"P.S. I shall direct this to the old home in Wales, though I have no idea you are there, as I hear your wife prefers to be traveling."

The letter finished and directed, Miss Betsey sat a long time gazing dreamily into the fire and thinking of the past, the present, and the possible future, when a bright-haired child might be sitting there by her side and making her life less lonely and aimless than it was now.

Meanwhile the party at Grey's Park had gathered around the fire in the drawing-room, and Geraldine was repeating to her sister the particulars of her presentation to the queen, shivering occasionally as she heard the sleet and snow beating against the window, for with the going down of the sun the storm had commenced again with redoubled fury, and the wind howled dismally as it swept past the corners of the house, bearing with it blinding sheets of snow and rain, and sounding some times like human sobbing as it died away in the distance.

"Is there some one crying outside, or is it the wind?" Mr. Jerrold asked, as the sobbing seemed like a wail of anguish, while there crept over him one of those indefinable presentiments which we have all felt at times and could not explain; a presentiment in his case of coming evil, whose shadow was already upon him.

"It is the wind," Grey said. "What an awful storm for Thanksgiving night!" and rising, he walked to the window just as outside there was the sound of a fast-coming vehicle, which stopped at the side piazza.

A few moments later the door of the drawing-room opened, and a servant appeared with a note, which she handed to Mr. Jerrold, saying: "Sam Powley brought this from your sister. He says your father is very bad."

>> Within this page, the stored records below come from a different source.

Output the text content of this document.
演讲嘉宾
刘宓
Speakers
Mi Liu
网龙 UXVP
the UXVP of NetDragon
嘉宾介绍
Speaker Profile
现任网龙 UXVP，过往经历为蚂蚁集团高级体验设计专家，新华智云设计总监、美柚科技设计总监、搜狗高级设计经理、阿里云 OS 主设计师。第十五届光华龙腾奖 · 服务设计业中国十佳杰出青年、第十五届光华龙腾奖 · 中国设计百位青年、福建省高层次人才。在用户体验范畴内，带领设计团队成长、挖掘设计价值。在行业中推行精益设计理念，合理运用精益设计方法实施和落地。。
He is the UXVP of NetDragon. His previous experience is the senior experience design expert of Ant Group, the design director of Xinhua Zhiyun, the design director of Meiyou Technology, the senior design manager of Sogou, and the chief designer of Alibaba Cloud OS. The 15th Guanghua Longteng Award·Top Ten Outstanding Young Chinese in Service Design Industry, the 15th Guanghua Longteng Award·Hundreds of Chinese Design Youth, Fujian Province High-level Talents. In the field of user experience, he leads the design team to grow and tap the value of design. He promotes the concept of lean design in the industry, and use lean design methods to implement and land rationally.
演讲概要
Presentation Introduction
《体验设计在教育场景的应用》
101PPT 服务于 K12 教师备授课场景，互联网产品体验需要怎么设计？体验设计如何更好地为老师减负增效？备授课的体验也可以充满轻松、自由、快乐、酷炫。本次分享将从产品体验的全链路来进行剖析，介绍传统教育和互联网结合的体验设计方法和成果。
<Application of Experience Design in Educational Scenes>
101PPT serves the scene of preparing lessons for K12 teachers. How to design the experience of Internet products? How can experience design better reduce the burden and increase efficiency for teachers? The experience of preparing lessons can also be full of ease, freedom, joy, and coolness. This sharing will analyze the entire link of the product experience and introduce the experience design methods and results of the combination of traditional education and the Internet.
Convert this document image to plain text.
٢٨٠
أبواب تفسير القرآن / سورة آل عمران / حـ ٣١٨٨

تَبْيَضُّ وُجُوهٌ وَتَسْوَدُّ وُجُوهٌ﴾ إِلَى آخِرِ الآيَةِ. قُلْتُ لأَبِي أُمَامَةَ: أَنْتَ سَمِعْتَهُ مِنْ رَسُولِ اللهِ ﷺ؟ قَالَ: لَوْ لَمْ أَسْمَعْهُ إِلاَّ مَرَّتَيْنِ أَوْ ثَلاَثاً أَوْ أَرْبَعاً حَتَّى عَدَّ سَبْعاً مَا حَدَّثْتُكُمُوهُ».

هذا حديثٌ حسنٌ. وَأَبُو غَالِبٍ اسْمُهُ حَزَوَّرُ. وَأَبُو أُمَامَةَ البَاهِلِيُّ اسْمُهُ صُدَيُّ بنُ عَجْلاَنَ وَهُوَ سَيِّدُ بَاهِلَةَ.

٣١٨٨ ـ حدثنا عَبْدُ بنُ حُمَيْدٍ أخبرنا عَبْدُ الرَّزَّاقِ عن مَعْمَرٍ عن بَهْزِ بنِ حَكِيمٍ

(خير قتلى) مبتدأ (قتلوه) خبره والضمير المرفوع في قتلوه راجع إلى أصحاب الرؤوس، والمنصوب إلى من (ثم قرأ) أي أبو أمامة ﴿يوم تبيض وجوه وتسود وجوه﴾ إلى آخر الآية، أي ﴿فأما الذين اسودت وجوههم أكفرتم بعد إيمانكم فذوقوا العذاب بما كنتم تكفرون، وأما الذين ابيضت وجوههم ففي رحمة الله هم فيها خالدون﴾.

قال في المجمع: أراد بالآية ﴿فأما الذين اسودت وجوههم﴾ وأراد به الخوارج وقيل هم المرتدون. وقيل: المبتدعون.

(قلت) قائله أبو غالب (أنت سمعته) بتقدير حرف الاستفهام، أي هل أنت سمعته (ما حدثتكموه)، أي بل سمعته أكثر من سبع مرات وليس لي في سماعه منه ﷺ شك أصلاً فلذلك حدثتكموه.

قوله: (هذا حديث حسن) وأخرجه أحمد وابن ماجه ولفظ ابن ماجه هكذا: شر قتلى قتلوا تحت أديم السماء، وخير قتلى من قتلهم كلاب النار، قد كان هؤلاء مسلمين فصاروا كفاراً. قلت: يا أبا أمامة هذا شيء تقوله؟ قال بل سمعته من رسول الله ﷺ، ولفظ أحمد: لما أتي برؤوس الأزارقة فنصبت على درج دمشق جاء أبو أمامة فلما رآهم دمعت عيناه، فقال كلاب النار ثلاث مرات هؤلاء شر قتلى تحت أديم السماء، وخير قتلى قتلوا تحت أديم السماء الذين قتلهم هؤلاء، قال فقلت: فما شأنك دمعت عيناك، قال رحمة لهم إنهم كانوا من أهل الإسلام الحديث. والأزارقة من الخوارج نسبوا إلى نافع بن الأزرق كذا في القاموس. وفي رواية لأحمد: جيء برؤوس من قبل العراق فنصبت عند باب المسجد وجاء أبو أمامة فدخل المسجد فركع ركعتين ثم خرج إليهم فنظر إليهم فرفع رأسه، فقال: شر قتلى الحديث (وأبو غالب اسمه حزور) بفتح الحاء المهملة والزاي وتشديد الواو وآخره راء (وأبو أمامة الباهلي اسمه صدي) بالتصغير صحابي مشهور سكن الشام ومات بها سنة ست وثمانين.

Mr. Jerrold was not greatly surprised. It seemed to him he had expected this, for the sobbing of the wind had sounded to him like his father's voice calling to him in the storm. Taking the note from the girl, he tore it open and read: "DEAR BROTHER: On my return home I found our father much worse, indeed, I have never seen him so bad, and he insists upon your coming to him to-night, so I have sent Sam for you, with instructions to call on his return for our clergyman, Mr. Sanford, as he wishes particularly to see him. Come at once, and come alone."

"HANNAH."

The words "come alone" were underscored, and Burton felt intuitively that the secret he had long suspected and which had shadowed his father's life, was at last coming to him unsought. He was sure of it, and knew why Hannah had written "come alone." It meant that Grey must not come with him, and when the boy who had stood beside him and read the note with him, exclaimed, "Grandpa is worse; he is going to die; let us go at once," he said, very decidedly: "No, my son, not to-night. To-morrow you shall go and stay all day, but not to-night, in this storm."